Is it possible that this car was one of the two Friend Austins, garaged at Taylor's Garage in the city? Is it possible that one of the Friend family - perhaps one of the younger members - had "borrowed" the car for the weekend, and had to return it to the garage before Monday?

Then there was that train trip down to Thirroul the next day, Monday.

The text says that Jack Callcott and his wife Victoria accompanied the Somerses down to "Mullumbimby" (Thirroul). We now know that this Victoria was almost certainly a Friend - "Dawdie" [Dorothy] Friend, in fact (who, as far as we know, had no close connection with Jack Scott, who was unlikely to have been the Lawrences' fellow passenger to Thirroul that Monday).

It is much more likely that whoever had been driving that Friend car the previous day - when Lawrence had learned that "Wyewurk" was vacant - was also the male who went with them in the train down to Thirroul.
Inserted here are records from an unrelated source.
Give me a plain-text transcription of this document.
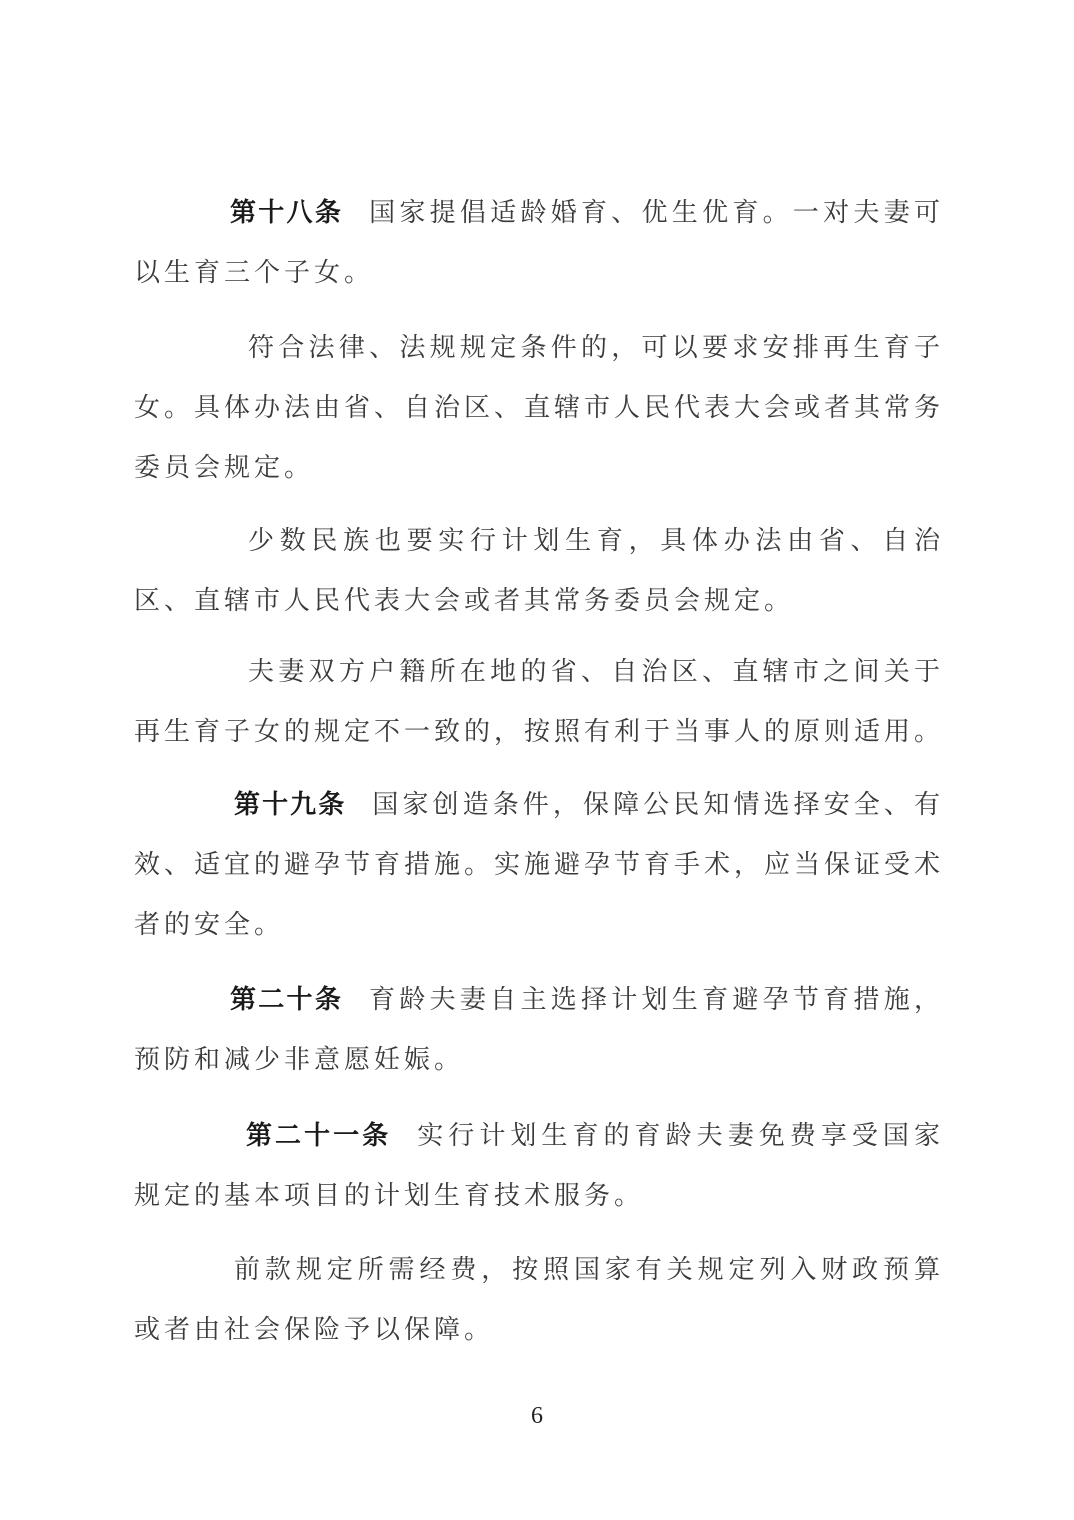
第十八条 国家提倡适龄婚育、优生优育。一对夫妻可以生育三个子女。

符合法律、法规规定条件的，可以要求安排再生育子女。具体办法由省、自治区、直辖市人民代表大会或者其常务委员会规定。

少数民族也要实行计划生育，具体办法由省、自治区、直辖市人民代表大会或者其常务委员会规定。

夫妻双方户籍所在地的省、自治区、直辖市之间关于再生育子女的规定不一致的，按照有利于当事人的原则适用。

第十九条 国家创造条件，保障公民知情选择安全、有效、适宜的避孕节育措施。实施避孕节育手术，应当保证受术者的安全。

第二十条 育龄夫妻自主选择计划生育避孕节育措施，预防和减少非意愿妊娠。

第二十一条 实行计划生育的育龄夫妻免费享受国家规定的基本项目的计划生育技术服务。

前款规定所需经费，按照国家有关规定列入财政预算或者由社会保险予以保障。

6
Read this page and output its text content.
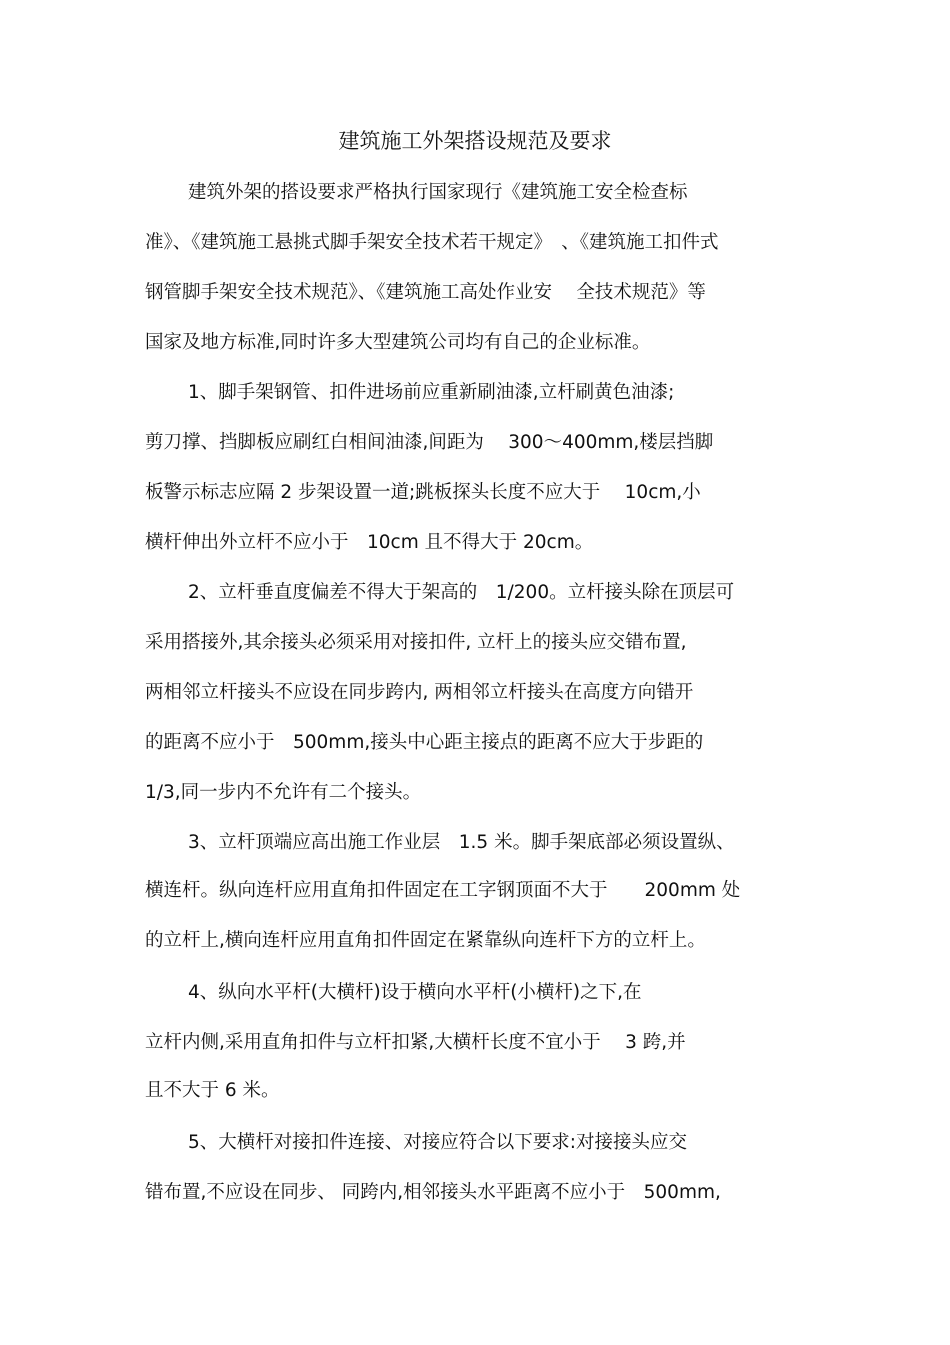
建筑施工外架搭设规范及要求
建筑外架的搭设要求严格执行国家现行《建筑施工安全检查标
准》、《建筑施工悬挑式脚手架安全技术若干规定》　、《建筑施工扣件式
钢管脚手架安全技术规范》、《建筑施工高处作业安　 全技术规范》等
国家及地方标准,同时许多大型建筑公司均有自己的企业标准。
1、脚手架钢管、扣件进场前应重新刷油漆,立杆刷黄色油漆;
剪刀撑、挡脚板应刷红白相间油漆,间距为　 300～400mm,楼层挡脚
板警示标志应隔 2 步架设置一道;跳板探头长度不应大于　 10cm,小
横杆伸出外立杆不应小于　10cm 且不得大于 20cm。
2、立杆垂直度偏差不得大于架高的　1/200。立杆接头除在顶层可
采用搭接外,其余接头必须采用对接扣件, 立杆上的接头应交错布置,
两相邻立杆接头不应设在同步跨内, 两相邻立杆接头在高度方向错开
的距离不应小于　500mm,接头中心距主接点的距离不应大于步距的
1/3,同一步内不允许有二个接头。
3、立杆顶端应高出施工作业层　1.5 米。脚手架底部必须设置纵、
横连杆。纵向连杆应用直角扣件固定在工字钢顶面不大于　　200mm 处
的立杆上,横向连杆应用直角扣件固定在紧靠纵向连杆下方的立杆上。
4、纵向水平杆(大横杆)设于横向水平杆(小横杆)之下,在
立杆内侧,采用直角扣件与立杆扣紧,大横杆长度不宜小于　 3 跨,并
且不大于 6 米。
5、大横杆对接扣件连接、对接应符合以下要求:对接接头应交
错布置,不应设在同步、 同跨内,相邻接头水平距离不应小于　500mm,
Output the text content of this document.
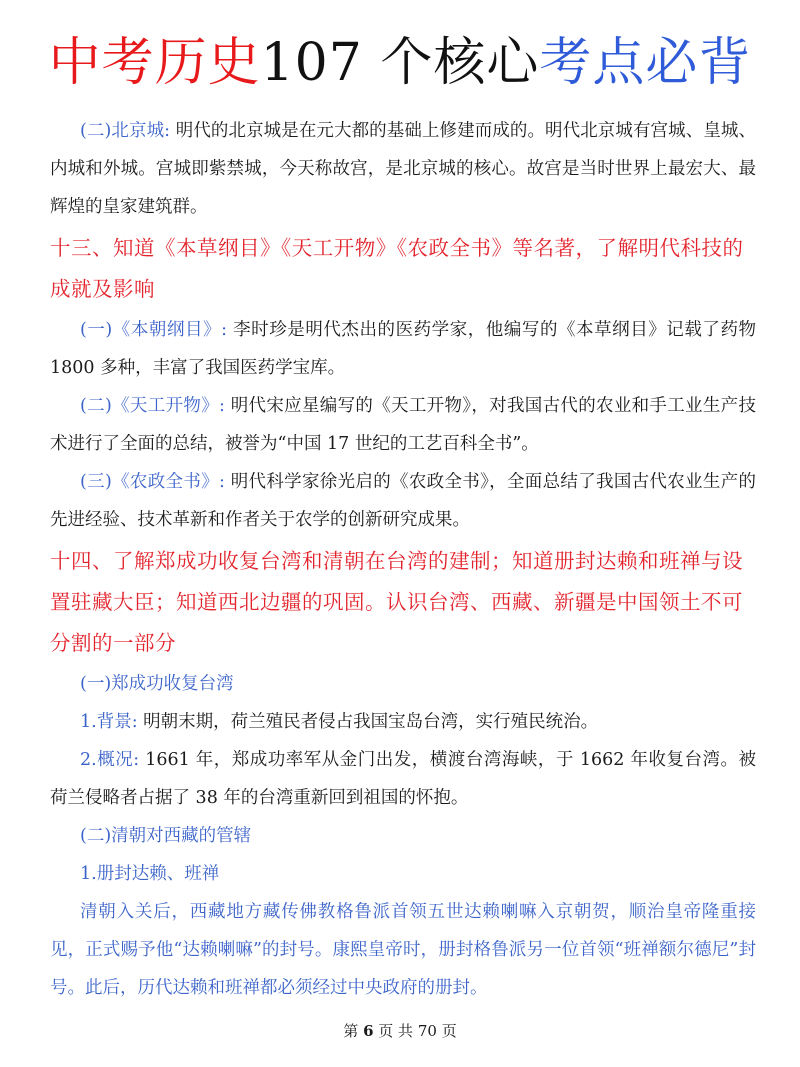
中考历史107 个核心考点必背

(二)北京城: 明代的北京城是在元大都的基础上修建而成的。明代北京城有宫城、皇城、内城和外城。宫城即紫禁城，今天称故宫，是北京城的核心。故宫是当时世界上最宏大、最辉煌的皇家建筑群。

十三、知道《本草纲目》《天工开物》《农政全书》等名著，了解明代科技的成就及影响

(一)《本朝纲目》: 李时珍是明代杰出的医药学家，他编写的《本草纲目》记载了药物 1800 多种，丰富了我国医药学宝库。

(二)《天工开物》: 明代宋应星编写的《天工开物》，对我国古代的农业和手工业生产技术进行了全面的总结，被誉为“中国 17 世纪的工艺百科全书”。

(三)《农政全书》: 明代科学家徐光启的《农政全书》，全面总结了我国古代农业生产的先进经验、技术革新和作者关于农学的创新研究成果。

十四、了解郑成功收复台湾和清朝在台湾的建制；知道册封达赖和班禅与设置驻藏大臣；知道西北边疆的巩固。认识台湾、西藏、新疆是中国领土不可分割的一部分

(一)郑成功收复台湾

1.背景: 明朝末期，荷兰殖民者侵占我国宝岛台湾，实行殖民统治。

2.概况: 1661 年，郑成功率军从金门出发，横渡台湾海峡，于 1662 年收复台湾。被荷兰侵略者占据了 38 年的台湾重新回到祖国的怀抱。

(二)清朝对西藏的管辖

1.册封达赖、班禅

清朝入关后，西藏地方藏传佛教格鲁派首领五世达赖喇嘛入京朝贺，顺治皇帝隆重接见，正式赐予他“达赖喇嘛”的封号。康熙皇帝时，册封格鲁派另一位首领“班禅额尔德尼”封号。此后，历代达赖和班禅都必须经过中央政府的册封。

第 6 页 共 70 页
From my examination of the Friend family-tree, two possible candidates stood out - Walter Friend (the man I interviewed at Collaroy in 1980) and his younger brother, Robert Moreton Friend - the man Walter Friend had suggested I write to.

As the research progressed further, it seemed increasingly likely that "Bob Friend" was the more likely candidate for being "the other half" of the Jack Callcott amalgam. (See confirmation of this below in the "Kings memoir".)

In 1922, Robert Moreton Friend was 22. He had volunteered in 1918 to go to war, but missed out when the Armistice was declared. As a former GPS boy - see the "Kings memoir" below - he was prime material for membership of Jack Scott's secret army.

It was not for nothing that Walter Friend thought his younger brother Robert would be interested in what I was doing.